Catastrophe humanitaire

Mohammed Taha, un journaliste d’Amrane de 48 ans, a perdu tout espoir en une résolution du conflit.

« Cinq années de guerre m’ont suffi pour m’adapter, ainsi que ma famille, à cette nouvelle vie. Bien sûr, la guerre nous a affectés au début mais on a pu vivre avec. Aujourd’hui, je me fiche de savoir si elle continue ou pas », lâche-t-il, désabusé.

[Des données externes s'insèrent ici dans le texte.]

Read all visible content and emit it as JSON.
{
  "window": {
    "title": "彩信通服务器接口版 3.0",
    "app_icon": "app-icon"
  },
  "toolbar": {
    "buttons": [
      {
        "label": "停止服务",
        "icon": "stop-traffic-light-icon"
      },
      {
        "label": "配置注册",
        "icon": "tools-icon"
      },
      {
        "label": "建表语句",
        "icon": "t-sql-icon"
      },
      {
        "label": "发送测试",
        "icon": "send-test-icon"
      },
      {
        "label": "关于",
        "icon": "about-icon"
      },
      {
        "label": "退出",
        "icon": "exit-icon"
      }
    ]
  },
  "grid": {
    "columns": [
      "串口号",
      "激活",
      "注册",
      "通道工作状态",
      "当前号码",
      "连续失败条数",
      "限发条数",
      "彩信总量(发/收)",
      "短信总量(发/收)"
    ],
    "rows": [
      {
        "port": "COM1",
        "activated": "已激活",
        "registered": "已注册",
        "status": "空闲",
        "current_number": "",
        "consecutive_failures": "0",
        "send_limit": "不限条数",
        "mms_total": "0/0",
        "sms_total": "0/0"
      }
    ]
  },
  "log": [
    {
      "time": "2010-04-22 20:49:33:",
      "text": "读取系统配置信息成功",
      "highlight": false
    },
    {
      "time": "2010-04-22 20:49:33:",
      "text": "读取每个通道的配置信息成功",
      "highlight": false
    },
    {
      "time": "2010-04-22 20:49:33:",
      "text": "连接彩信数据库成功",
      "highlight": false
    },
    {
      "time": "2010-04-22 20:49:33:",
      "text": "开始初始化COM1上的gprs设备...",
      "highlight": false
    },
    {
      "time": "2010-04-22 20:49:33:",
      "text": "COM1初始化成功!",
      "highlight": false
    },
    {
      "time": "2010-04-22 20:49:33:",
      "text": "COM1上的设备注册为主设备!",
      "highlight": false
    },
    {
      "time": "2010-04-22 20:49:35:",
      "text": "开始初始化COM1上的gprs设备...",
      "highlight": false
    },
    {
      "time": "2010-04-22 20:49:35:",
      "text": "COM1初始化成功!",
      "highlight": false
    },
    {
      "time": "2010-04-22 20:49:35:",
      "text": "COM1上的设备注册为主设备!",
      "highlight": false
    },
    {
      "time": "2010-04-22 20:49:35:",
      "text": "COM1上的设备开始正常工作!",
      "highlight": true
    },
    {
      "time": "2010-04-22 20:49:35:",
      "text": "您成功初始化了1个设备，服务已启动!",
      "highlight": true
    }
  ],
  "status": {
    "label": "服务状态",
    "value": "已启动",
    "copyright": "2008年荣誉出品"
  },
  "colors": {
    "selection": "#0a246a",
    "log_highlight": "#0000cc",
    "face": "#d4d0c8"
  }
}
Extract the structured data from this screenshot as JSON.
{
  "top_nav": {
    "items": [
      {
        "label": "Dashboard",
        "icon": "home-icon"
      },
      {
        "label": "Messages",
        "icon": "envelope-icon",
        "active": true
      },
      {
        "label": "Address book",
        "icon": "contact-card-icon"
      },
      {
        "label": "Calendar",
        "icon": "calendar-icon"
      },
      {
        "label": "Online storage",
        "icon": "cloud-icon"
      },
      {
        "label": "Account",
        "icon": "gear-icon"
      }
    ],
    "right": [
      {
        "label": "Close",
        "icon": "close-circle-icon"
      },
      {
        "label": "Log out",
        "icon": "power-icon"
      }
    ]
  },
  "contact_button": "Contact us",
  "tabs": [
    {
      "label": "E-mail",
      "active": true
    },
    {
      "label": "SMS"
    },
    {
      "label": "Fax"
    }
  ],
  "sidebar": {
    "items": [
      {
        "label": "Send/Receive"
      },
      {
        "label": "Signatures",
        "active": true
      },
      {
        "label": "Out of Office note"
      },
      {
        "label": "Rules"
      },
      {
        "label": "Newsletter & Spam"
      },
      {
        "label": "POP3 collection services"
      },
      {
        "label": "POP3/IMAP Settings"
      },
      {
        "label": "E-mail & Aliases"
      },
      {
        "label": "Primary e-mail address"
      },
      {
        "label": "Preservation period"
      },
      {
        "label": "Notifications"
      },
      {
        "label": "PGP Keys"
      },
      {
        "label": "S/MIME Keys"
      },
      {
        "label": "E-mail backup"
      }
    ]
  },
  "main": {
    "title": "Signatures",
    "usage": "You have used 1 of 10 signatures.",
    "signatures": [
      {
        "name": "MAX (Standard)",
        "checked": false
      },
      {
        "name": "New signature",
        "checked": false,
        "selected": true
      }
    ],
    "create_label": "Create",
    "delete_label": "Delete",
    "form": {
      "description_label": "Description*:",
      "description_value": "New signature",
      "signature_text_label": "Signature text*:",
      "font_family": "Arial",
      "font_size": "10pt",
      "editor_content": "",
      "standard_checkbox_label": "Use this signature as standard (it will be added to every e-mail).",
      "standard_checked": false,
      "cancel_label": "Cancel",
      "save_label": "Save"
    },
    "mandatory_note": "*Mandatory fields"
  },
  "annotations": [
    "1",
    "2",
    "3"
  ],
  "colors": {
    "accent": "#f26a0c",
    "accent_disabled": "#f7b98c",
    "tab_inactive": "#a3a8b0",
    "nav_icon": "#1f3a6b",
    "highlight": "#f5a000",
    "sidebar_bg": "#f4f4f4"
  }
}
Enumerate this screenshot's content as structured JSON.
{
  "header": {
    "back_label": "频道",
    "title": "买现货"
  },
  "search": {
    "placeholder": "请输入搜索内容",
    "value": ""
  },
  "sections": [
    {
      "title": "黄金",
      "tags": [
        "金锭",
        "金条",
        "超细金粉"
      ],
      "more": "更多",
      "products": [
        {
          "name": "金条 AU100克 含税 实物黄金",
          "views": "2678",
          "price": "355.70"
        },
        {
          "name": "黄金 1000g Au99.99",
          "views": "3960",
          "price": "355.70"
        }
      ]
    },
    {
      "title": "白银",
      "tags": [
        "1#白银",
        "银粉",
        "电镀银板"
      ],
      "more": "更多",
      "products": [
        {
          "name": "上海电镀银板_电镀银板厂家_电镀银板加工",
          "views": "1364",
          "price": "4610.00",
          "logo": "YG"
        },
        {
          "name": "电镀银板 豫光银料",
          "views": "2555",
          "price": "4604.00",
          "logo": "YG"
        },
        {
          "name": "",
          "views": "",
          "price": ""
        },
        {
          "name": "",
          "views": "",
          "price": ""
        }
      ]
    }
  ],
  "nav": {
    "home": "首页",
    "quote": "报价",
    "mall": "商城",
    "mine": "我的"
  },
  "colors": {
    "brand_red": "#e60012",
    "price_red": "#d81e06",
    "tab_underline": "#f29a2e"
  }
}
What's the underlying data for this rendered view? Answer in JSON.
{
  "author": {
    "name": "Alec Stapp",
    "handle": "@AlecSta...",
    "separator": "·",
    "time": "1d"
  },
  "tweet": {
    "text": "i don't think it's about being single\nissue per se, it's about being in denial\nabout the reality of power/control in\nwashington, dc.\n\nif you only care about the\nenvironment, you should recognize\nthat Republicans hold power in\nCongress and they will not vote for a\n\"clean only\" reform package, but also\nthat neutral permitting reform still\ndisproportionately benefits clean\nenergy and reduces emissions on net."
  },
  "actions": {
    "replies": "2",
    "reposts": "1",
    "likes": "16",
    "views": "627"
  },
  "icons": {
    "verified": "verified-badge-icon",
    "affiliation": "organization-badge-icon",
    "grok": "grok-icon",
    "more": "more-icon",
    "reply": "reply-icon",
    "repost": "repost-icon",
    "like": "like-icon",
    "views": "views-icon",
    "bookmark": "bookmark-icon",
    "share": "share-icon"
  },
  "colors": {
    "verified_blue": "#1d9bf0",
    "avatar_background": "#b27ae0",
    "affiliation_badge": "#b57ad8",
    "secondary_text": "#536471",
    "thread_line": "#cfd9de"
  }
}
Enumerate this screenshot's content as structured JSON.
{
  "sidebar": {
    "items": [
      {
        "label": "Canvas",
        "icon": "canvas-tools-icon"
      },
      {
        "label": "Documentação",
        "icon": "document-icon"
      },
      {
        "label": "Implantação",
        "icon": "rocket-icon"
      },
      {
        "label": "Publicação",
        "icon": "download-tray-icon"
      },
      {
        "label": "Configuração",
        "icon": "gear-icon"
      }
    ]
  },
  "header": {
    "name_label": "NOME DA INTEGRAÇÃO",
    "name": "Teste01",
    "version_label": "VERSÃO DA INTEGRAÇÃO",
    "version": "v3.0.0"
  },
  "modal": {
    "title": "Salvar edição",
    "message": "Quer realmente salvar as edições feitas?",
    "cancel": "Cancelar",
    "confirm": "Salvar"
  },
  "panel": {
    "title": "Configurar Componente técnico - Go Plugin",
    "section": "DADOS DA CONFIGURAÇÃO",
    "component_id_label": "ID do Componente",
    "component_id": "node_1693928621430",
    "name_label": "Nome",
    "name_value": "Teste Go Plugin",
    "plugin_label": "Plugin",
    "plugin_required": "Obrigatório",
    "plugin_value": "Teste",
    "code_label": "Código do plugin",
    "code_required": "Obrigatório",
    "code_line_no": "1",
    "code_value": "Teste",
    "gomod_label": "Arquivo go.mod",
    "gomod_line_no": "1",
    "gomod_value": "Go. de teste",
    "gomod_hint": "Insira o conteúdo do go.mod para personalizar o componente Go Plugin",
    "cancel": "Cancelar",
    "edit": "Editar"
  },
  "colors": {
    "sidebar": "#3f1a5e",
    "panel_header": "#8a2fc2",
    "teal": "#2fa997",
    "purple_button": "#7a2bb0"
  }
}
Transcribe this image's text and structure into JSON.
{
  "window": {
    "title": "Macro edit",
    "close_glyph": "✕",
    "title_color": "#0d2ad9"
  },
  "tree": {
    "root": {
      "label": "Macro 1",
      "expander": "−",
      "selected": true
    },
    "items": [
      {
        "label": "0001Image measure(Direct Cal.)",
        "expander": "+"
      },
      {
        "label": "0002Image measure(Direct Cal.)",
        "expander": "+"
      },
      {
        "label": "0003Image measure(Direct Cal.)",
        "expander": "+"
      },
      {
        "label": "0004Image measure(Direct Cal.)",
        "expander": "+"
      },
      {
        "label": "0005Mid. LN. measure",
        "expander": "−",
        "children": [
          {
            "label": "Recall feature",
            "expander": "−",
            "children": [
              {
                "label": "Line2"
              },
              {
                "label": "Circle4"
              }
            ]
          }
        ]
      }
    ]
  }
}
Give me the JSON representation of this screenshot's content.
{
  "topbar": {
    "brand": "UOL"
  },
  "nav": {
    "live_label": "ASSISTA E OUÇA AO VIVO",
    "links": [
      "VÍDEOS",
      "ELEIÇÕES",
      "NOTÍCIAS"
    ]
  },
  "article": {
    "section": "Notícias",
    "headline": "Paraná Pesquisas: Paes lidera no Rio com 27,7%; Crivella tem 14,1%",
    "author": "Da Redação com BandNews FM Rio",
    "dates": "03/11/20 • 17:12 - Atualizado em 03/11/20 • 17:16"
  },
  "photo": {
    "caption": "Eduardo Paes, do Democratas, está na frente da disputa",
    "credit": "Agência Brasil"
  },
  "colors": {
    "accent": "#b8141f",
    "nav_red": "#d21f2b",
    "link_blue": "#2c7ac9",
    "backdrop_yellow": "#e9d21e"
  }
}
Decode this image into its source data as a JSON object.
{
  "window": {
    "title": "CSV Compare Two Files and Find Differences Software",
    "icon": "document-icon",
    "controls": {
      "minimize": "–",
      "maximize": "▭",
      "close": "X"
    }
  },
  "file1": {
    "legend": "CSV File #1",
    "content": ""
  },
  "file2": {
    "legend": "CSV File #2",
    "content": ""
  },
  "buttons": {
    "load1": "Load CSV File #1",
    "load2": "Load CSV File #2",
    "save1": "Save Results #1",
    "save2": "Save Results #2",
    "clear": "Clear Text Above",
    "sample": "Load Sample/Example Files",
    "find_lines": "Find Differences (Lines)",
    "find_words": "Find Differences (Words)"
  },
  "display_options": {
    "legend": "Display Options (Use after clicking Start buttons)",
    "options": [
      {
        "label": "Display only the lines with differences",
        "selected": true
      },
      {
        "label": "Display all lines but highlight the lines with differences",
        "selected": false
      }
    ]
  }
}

Le conflit au Yémen a fait des dizaines de milliers de morts, dont une majorité de civils, selon diverses sources humanitaires.

Environ 3,3 millions de personnes sont toujours déplacées et 24,1 millions, soit 80% de la population, ont besoin d’assistance, selon l’ONU qui évoque la pire crise humanitaire en cours dans le monde.

Les enfants sont particulièrement vulnérables, victimes de « malnutrition aigüe ».

Quant aux services de santé de base, ils se sont écroulés, nombre d’hôpitaux ayant été endommagés ou détruits et le pays a été gravement touché par une épidémie de choléra. Les secteurs de l’éducation et de l’économie ne se portent guère mieux.

La situation s’est particulièrement détériorée depuis le début, en mars 2015, de l’intervention de la coalition internationale conduite par l’Arabie saoudite et les Emirats arabes unis pour bloquer l’avancée des rebelles. 

A Amrane, des rebelles armés veillent jour et nuit dans le quartier historique, dont les bâtiments de couleur ocre rouge sont recouverts de slogans révolutionnaires.

« Mort à l’Amérique, Mort à Israël, Maudits soient les juifs et victoire à l’islam », peut-on lire sur un mur.

Un pays fracturé

Quand Amrane est tombée au bout d’un siège de deux mois, personne n’avait conscience des « dangereuses » intentions des Houthis, selon des témoignages de fonctionnaires locaux.

Célèbre pour ses sites archéologiques comme le spectaculaire pont de Shaharah, la ville est un point de passage obligé entre le bastion rebelle de Saada et Sanaa.

Cinq ans après le début des hostilités, les Houthis soutenus par l’Iran restent les maîtres du terrain en dépit d’opérations des forces gouvernementales et de la poursuite des bombardements de la coalition.

Habiles combattants montagnards, les rebelles contrôlent toujours étroitement Sanaa et une majorité de villes dans le nord, le centre et l’ouest du Yémen, dont Hodeida, ville portuaire sur la mer Rouge, principal point d’entrée de l’aide humanitaire.

« La guerre a fragmenté le pays selon des fractures identitaires, géographiques et idéologiques d’une façon qui était presque inimaginable avant qu’elle n’éclate », observe Peter Salisbury, analyste pour le Yémen au centre de réflexion International Crisis Group (ICG).

« Si c’est seulement possible, il faudra beaucoup plus de cinq années pour revenir au degré de cohésion interne de 2014 », estime-t-il.

Les rebelles et le gouvernement ont mené plusieurs négociations sous les auspices de l’ONU, dont les dernières ont eu lieu en décembre, mais aucune n’a réussi à mettre un terme au conflit.

« Le pays n’est pas au bord de l’effondrement. Il s’est déjà effondré », a affirmé jeudi à Genève Fabrizio Carboni, directeur du Comité international de la Croix-Rouge (CICR) pour le Moyen-Orient.